Le bureau du comité directeur de l’USAM avait discuté avec M. Zuppiger mercredi passé. Le comité directeur se réunira ce mercredi pour décider de la suite des opérations.

L’organisation faîtière des petites et moyennes entreprises (PME) a pris connaissance «avec regret» de la démission avec effet immédiat de Bruno Zuppiger et le remercie pour son engagement. Il s’est «engagé sans compter en faveur des PME de l’ensemble de notre pays et a fait valoir avec succès les préoccupations des organisation membres de l’USAM », écrit-elle.

L’organisation n’a pas exercé de pression sur Bruno Zuppiger pour le pousser à la démission, a indiqué le vice-directeur, Dino Venezia, interrogé par l’ATS. «Nous étions d’avis que cette décision lui appartenait», a-t-il précisé.

Mercredi, le comité directeur décidera s’il propose un de ses membres pour la succession ou si la procédure de recrutement va être élargie vers l’extérieur. Le nouveau président devra en tous les cas être de nouveau un membre du Parlement, mais pas forcément un UDC.

Bruno Zuppiger a été écarté au dernier moment de la course au Conseil fédéral après des révélations de la «Weltwoche». L’hebdomadaire alémanique a mis au jour une affaire de succession portant une somme de 265’000 francs qu’une défunte voulait léguer à deux associations d’utilité publique. Selon le journal, le conseiller national zurichois aurait tardé dans le versement, se serait versé des honoraires excessifs et aurait viré sur son propre compte une partie de l’héritage. Il aurait fait marche arrière après que les deux associations l’auraient menacé de poursuite. Après avoir retiré sa candidature pour le gouvernement, Bruno Zuppiger avait présenté ses excuses et reconnu qu’une faute a été commise.

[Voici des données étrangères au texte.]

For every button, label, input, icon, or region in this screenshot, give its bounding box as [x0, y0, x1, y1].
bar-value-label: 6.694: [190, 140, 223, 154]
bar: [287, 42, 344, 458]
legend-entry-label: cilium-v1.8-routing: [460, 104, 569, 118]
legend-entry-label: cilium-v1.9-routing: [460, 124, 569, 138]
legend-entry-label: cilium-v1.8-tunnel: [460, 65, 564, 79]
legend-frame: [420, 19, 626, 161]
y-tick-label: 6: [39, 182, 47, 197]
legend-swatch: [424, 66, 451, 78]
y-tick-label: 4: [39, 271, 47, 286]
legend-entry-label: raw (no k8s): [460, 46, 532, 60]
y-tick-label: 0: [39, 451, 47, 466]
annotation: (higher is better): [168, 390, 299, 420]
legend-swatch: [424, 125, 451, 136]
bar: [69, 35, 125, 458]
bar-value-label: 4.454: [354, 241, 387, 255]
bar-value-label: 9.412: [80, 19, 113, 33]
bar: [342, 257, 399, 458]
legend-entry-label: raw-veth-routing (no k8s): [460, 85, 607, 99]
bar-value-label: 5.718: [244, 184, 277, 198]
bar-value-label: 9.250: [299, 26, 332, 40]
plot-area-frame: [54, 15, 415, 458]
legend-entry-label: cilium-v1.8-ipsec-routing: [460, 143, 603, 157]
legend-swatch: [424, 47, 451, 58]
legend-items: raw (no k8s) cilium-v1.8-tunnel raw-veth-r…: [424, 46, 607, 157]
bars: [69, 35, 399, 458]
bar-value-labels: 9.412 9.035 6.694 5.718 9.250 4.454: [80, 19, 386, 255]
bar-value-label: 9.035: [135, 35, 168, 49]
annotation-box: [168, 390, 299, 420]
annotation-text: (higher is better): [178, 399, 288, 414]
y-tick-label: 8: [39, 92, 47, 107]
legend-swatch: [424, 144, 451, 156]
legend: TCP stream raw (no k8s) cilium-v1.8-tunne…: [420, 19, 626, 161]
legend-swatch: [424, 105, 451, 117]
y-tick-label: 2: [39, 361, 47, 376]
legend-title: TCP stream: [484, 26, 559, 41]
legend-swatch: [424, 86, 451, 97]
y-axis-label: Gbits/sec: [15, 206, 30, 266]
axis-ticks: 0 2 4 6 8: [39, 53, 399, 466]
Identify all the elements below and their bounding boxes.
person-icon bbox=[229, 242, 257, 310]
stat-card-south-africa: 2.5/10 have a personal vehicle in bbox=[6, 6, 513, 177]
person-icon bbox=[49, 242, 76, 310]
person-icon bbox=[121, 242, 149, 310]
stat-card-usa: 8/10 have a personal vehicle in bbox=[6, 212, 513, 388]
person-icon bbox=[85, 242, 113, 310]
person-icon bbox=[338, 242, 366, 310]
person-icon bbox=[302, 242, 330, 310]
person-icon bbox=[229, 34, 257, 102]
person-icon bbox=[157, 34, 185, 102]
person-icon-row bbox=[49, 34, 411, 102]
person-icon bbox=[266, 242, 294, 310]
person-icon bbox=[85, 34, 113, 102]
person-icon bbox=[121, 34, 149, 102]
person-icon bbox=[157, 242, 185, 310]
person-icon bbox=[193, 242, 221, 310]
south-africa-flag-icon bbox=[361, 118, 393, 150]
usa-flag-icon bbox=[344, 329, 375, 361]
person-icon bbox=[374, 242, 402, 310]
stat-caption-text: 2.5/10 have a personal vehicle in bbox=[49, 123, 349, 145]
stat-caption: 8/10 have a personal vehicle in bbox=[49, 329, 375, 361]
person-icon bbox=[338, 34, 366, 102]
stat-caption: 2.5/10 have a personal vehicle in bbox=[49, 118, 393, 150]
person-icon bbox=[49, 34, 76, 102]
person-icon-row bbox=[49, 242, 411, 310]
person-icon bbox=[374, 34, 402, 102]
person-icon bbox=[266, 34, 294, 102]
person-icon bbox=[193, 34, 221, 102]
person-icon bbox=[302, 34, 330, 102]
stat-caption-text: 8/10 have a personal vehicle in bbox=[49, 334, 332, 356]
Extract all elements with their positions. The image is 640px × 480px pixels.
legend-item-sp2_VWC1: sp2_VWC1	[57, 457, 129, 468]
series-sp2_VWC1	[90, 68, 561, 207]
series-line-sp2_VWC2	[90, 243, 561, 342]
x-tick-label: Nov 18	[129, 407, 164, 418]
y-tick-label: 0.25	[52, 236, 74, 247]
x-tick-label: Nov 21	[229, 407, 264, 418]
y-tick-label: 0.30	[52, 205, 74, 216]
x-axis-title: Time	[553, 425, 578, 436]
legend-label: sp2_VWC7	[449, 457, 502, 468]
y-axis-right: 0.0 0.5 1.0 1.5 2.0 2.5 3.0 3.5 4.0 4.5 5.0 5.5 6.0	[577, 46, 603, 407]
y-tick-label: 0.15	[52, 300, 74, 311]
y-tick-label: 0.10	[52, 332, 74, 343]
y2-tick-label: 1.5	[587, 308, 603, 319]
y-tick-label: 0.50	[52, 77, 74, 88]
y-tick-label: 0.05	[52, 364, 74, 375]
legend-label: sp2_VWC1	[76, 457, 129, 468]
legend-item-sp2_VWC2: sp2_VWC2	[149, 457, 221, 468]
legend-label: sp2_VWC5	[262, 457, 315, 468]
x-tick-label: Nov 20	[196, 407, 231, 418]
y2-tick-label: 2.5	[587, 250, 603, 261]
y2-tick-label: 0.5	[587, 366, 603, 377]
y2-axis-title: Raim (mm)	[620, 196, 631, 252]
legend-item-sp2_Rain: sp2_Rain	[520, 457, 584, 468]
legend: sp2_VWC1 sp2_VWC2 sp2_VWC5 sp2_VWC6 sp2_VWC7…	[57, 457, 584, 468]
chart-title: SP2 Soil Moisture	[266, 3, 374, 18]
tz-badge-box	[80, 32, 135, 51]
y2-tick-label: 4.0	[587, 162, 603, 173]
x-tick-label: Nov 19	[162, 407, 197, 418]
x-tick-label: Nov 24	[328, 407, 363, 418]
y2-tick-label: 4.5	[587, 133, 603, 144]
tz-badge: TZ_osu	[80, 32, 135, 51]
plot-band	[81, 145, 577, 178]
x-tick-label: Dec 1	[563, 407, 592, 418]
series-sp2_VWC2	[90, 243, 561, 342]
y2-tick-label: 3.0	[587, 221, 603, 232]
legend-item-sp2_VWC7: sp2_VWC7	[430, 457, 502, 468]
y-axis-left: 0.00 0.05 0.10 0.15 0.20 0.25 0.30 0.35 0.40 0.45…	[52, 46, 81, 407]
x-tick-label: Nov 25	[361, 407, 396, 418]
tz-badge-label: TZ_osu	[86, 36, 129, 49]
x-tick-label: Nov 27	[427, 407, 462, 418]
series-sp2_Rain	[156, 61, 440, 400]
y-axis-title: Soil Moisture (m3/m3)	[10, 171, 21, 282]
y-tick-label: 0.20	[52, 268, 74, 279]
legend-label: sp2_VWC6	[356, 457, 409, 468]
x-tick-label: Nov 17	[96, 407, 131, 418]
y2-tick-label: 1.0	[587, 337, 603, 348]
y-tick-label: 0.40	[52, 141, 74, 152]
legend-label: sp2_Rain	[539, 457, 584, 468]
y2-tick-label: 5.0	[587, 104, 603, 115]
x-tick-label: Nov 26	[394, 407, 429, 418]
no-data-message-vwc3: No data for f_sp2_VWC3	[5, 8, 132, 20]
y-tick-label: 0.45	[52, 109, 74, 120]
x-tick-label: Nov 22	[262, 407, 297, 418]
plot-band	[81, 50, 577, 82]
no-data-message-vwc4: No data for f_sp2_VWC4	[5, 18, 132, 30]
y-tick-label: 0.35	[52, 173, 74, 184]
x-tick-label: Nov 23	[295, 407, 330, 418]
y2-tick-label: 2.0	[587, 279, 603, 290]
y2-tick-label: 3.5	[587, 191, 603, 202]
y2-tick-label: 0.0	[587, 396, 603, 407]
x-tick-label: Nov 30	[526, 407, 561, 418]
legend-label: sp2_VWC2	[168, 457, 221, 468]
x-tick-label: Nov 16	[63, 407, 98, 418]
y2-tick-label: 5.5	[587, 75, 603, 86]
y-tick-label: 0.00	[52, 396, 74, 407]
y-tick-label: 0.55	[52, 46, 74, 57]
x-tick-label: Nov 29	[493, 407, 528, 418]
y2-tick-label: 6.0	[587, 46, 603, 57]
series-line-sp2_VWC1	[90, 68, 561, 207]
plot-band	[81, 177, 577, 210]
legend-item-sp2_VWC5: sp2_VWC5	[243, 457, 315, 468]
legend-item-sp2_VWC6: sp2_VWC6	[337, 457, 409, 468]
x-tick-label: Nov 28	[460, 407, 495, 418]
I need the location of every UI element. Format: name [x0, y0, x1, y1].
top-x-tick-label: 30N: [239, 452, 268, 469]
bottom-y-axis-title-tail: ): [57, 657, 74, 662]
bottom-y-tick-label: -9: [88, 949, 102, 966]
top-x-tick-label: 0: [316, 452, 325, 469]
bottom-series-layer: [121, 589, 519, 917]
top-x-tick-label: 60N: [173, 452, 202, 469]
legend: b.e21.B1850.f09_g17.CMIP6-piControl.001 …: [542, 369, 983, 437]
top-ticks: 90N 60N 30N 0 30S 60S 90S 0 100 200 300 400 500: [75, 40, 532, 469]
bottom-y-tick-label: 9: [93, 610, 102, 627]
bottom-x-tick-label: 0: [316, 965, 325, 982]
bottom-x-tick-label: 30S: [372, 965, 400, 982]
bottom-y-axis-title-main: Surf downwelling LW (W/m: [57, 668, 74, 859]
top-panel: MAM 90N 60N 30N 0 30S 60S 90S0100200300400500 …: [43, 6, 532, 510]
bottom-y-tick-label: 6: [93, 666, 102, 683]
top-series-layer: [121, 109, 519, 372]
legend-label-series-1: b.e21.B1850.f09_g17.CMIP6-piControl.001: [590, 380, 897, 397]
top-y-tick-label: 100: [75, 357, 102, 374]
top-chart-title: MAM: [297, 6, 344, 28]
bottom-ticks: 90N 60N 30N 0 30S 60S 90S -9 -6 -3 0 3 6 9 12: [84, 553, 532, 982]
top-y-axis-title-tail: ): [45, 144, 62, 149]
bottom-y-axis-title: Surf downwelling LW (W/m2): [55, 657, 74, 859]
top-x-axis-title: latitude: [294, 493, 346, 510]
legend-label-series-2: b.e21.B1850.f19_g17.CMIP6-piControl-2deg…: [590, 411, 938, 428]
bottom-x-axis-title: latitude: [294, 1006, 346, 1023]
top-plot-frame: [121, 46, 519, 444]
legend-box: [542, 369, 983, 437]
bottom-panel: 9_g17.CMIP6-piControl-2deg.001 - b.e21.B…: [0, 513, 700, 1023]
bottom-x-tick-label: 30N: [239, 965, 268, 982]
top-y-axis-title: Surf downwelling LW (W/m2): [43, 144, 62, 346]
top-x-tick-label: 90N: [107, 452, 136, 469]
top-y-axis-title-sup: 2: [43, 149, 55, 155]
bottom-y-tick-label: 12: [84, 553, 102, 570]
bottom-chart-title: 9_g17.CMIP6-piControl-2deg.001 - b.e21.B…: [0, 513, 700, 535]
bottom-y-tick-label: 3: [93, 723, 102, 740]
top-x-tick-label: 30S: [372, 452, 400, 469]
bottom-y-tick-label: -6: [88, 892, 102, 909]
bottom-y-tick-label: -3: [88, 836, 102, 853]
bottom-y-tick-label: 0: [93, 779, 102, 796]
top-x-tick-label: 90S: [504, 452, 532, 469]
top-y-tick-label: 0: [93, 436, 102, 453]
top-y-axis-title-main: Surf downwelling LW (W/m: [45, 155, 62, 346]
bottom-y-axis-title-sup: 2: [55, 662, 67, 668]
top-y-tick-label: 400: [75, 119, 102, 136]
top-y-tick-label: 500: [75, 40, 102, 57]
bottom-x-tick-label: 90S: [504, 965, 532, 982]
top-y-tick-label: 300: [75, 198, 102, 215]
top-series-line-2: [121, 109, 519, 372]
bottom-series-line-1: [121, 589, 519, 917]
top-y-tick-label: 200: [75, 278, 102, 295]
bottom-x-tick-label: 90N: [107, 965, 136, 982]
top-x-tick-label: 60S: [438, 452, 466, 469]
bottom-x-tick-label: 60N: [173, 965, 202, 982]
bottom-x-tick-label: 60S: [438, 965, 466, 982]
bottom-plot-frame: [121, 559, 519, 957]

Bruno Zuppiger avait été élu en mai 2010 à la présidence de l’USAM, succédant à un autre conseiller national, Edi Engelberger (PLR/NW). Début 2008, l’UDC avait critiqué la politique de l’USAM et réclamé davantage de poids dans les instances dirigeantes de l’organisation. Elle avait même menacé de créer une nouvelle organisation, mais les tensions se sont ensuite apaisées.